There is an increasing interest in the association between hyperuricaemia and the metabolic syndrome. Obesity is one of the most important conditions associated with the metabolic syndrome. Diminished uric acid excretion is reported in the metabolic syndrome and is mediated by proximal tubular sodium reabsorption enhanced by hyperinsulinaemia.15 Taken together, it is suggested that hyperinsulinaemia in obese individuals influences the function of NPT1, leading to reduced uric acid excretion. The precise mechanisms at the molecular level remain to be clarified. The T806C polymorphism leads to an Ile to Thr substitution at 269 amino acid. The analysis of urate transport activity in oocytes injected with mutant complementary RNA of T806C will reveal the effect of this substitution.

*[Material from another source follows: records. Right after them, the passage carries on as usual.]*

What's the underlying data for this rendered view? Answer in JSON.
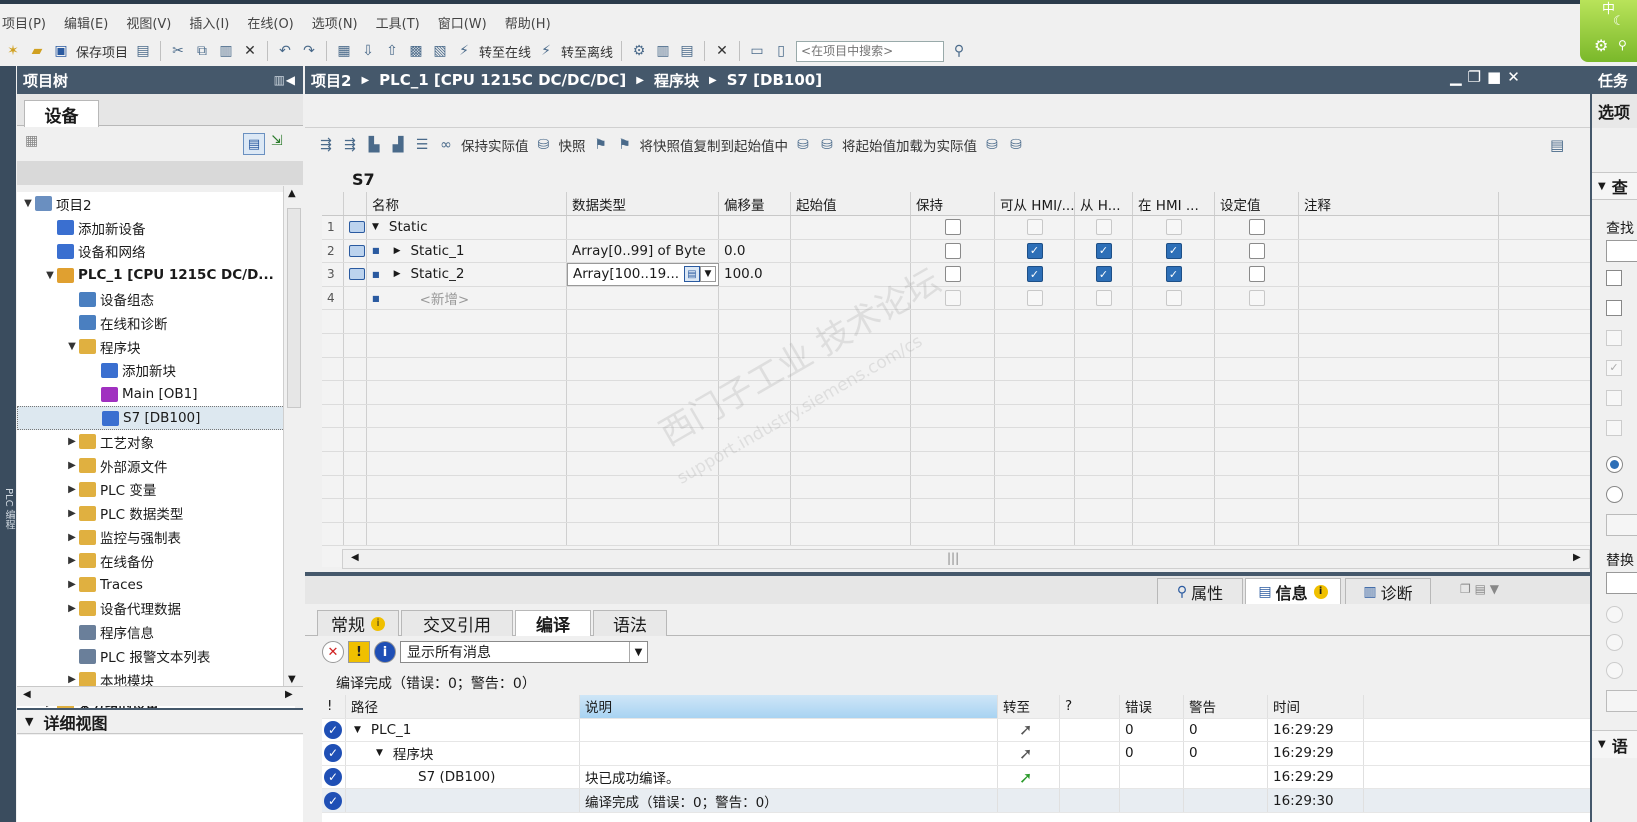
{
  "menu": [
    "项目(P)",
    "编辑(E)",
    "视图(V)",
    "插入(I)",
    "在线(O)",
    "选项(N)",
    "工具(T)",
    "窗口(W)",
    "帮助(H)"
  ],
  "toolbar": {
    "save_label": "保存项目",
    "go_online": "转至在线",
    "go_offline": "转至离线",
    "search_placeholder": "<在项目中搜索>"
  },
  "project_tree": {
    "title": "项目树",
    "tab": "设备",
    "items": [
      {
        "label": "项目2",
        "indent": 0,
        "expander": "open",
        "icon": "project-icon",
        "color": "#6a8fc0"
      },
      {
        "label": "添加新设备",
        "indent": 1,
        "expander": "",
        "icon": "add-device-icon",
        "color": "#3a6fd0"
      },
      {
        "label": "设备和网络",
        "indent": 1,
        "expander": "",
        "icon": "network-icon",
        "color": "#3a6fd0"
      },
      {
        "label": "PLC_1 [CPU 1215C DC/D...",
        "indent": 1,
        "expander": "open",
        "icon": "plc-icon",
        "color": "#e0a030",
        "bold": true
      },
      {
        "label": "设备组态",
        "indent": 2,
        "expander": "",
        "icon": "device-config-icon",
        "color": "#4a7fc0"
      },
      {
        "label": "在线和诊断",
        "indent": 2,
        "expander": "",
        "icon": "diagnostics-icon",
        "color": "#4a7fc0"
      },
      {
        "label": "程序块",
        "indent": 2,
        "expander": "open",
        "icon": "folder-icon",
        "color": "#e0b040"
      },
      {
        "label": "添加新块",
        "indent": 3,
        "expander": "",
        "icon": "add-block-icon",
        "color": "#3a6fd0"
      },
      {
        "label": "Main [OB1]",
        "indent": 3,
        "expander": "",
        "icon": "ob-icon",
        "color": "#a030c0"
      },
      {
        "label": "S7 [DB100]",
        "indent": 3,
        "expander": "",
        "icon": "db-icon",
        "color": "#3a6fd0",
        "selected": true
      },
      {
        "label": "工艺对象",
        "indent": 2,
        "expander": "closed",
        "icon": "tech-object-icon",
        "color": "#e0b040"
      },
      {
        "label": "外部源文件",
        "indent": 2,
        "expander": "closed",
        "icon": "source-file-icon",
        "color": "#e0b040"
      },
      {
        "label": "PLC 变量",
        "indent": 2,
        "expander": "closed",
        "icon": "plc-tags-icon",
        "color": "#e0b040"
      },
      {
        "label": "PLC 数据类型",
        "indent": 2,
        "expander": "closed",
        "icon": "data-type-icon",
        "color": "#e0b040"
      },
      {
        "label": "监控与强制表",
        "indent": 2,
        "expander": "closed",
        "icon": "watch-table-icon",
        "color": "#e0b040"
      },
      {
        "label": "在线备份",
        "indent": 2,
        "expander": "closed",
        "icon": "backup-icon",
        "color": "#e0b040"
      },
      {
        "label": "Traces",
        "indent": 2,
        "expander": "closed",
        "icon": "traces-icon",
        "color": "#e0b040"
      },
      {
        "label": "设备代理数据",
        "indent": 2,
        "expander": "closed",
        "icon": "proxy-data-icon",
        "color": "#e0b040"
      },
      {
        "label": "程序信息",
        "indent": 2,
        "expander": "",
        "icon": "program-info-icon",
        "color": "#6a7f9a"
      },
      {
        "label": "PLC 报警文本列表",
        "indent": 2,
        "expander": "",
        "icon": "alarm-text-icon",
        "color": "#6a7f9a"
      },
      {
        "label": "本地模块",
        "indent": 2,
        "expander": "closed",
        "icon": "local-modules-icon",
        "color": "#e0b040"
      },
      {
        "label": "未分组的设备",
        "indent": 1,
        "expander": "closed",
        "icon": "ungrouped-icon",
        "color": "#e0b040",
        "bold": true
      }
    ],
    "detail_view": "详细视图"
  },
  "editor": {
    "breadcrumb": [
      "项目2",
      "PLC_1 [CPU 1215C DC/DC/DC]",
      "程序块",
      "S7 [DB100]"
    ],
    "toolbar": {
      "keep_actual": "保持实际值",
      "snapshot": "快照",
      "copy_snapshot": "将快照值复制到起始值中",
      "load_start": "将起始值加载为实际值"
    },
    "db_name": "S7",
    "columns": [
      "名称",
      "数据类型",
      "偏移量",
      "起始值",
      "保持",
      "可从 HMI/...",
      "从 H...",
      "在 HMI ...",
      "设定值",
      "注释"
    ],
    "rows": [
      {
        "num": "1",
        "name": "Static",
        "type": "",
        "offset": "",
        "start": "",
        "retain": false,
        "hmi_access": false,
        "hmi_visible": false,
        "hmi_engineer": false,
        "setpoint": false,
        "level": 0
      },
      {
        "num": "2",
        "name": "Static_1",
        "type": "Array[0..99] of Byte",
        "offset": "0.0",
        "start": "",
        "retain": false,
        "hmi_access": true,
        "hmi_visible": true,
        "hmi_engineer": true,
        "setpoint": false,
        "level": 1
      },
      {
        "num": "3",
        "name": "Static_2",
        "type": "Array[100..19...",
        "offset": "100.0",
        "start": "",
        "retain": false,
        "hmi_access": true,
        "hmi_visible": true,
        "hmi_engineer": true,
        "setpoint": false,
        "level": 1
      },
      {
        "num": "4",
        "name": "<新增>",
        "type": "",
        "offset": "",
        "start": "",
        "retain": false,
        "hmi_access": false,
        "hmi_visible": false,
        "hmi_engineer": false,
        "setpoint": false,
        "level": 1,
        "placeholder": true
      }
    ],
    "watermark": "西门子工业 技术论坛",
    "watermark_url": "support.industry.siemens.com/cs"
  },
  "inspector": {
    "top_tabs": [
      "属性",
      "信息",
      "诊断"
    ],
    "tabs": [
      "常规",
      "交叉引用",
      "编译",
      "语法"
    ],
    "active_tab": "编译",
    "filter": "显示所有消息",
    "summary": "编译完成（错误：0；警告：0）",
    "columns": [
      "!",
      "路径",
      "说明",
      "转至",
      "?",
      "错误",
      "警告",
      "时间"
    ],
    "messages": [
      {
        "path": "PLC_1",
        "indent": 0,
        "desc": "",
        "goto": true,
        "errors": "0",
        "warnings": "0",
        "time": "16:29:29"
      },
      {
        "path": "程序块",
        "indent": 1,
        "desc": "",
        "goto": true,
        "errors": "0",
        "warnings": "0",
        "time": "16:29:29"
      },
      {
        "path": "S7 (DB100)",
        "indent": 2,
        "desc": "块已成功编译。",
        "goto": true,
        "errors": "",
        "warnings": "",
        "time": "16:29:29"
      },
      {
        "path": "",
        "indent": 0,
        "desc": "编译完成（错误：0；警告：0）",
        "goto": false,
        "errors": "",
        "warnings": "",
        "time": "16:29:30"
      }
    ]
  },
  "right_panel": {
    "title": "任务",
    "options": "选项",
    "find": "查",
    "find_label": "查找",
    "replace_label": "替换",
    "lang": "语"
  },
  "colors": {
    "header_bg": "#45586b",
    "checkbox_on": "#2d6fb7",
    "selection": "#dde8f0"
  }
}
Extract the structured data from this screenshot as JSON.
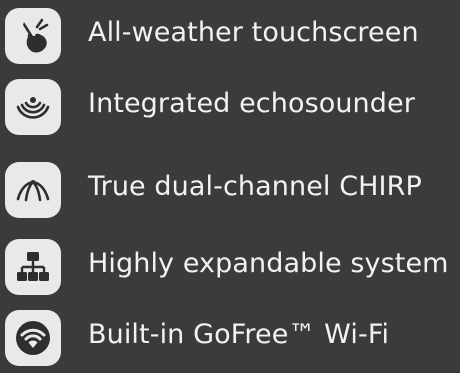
{
  "features": [
    {
      "icon": "touch-hand-icon",
      "label": "All-weather touchscreen"
    },
    {
      "icon": "sonar-waves-icon",
      "label": "Integrated echosounder"
    },
    {
      "icon": "chirp-beams-icon",
      "label": "True dual-channel CHIRP"
    },
    {
      "icon": "network-icon",
      "label": "Highly expandable system"
    },
    {
      "icon": "wifi-icon",
      "label": "Built-in GoFree™  Wi-Fi"
    }
  ],
  "colors": {
    "background": "#3b3b3d",
    "icon_badge": "#e9e9ea",
    "icon_glyph": "#2e2e30",
    "text": "#f2f2f2"
  }
}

We previously reported that W258X in SLC22A12 (URAT1) was a suppressing factor for the development of gout.3 In this study, there was no interaction between the W258X polymorphism and the T806C polymorphism in SLC17A1 (data not shown).
The present study indicated that SLC17A1 polymorphisms including T806C were associated with the development of gout in Japanese men. The effect of T806C on sUA may be enhanced in obese individuals. Further studies at the molecular level will be needed to confirm the association.
Funding This work was supported by Health and Labour Sciences Research grants for Research on Human Genome Tailor Made and a grant for the Research for the Future programme from the Japan Society for the Promotion of Science.
Competing interests None.
Patient consent Obtained.
Ethics approval This study was conducted with the approval of the Hospital Ethics Committee for Human Genome Researches of Tokyo Women's Medical University.
Provenance and peer review Not commissioned; externally peer reviewed.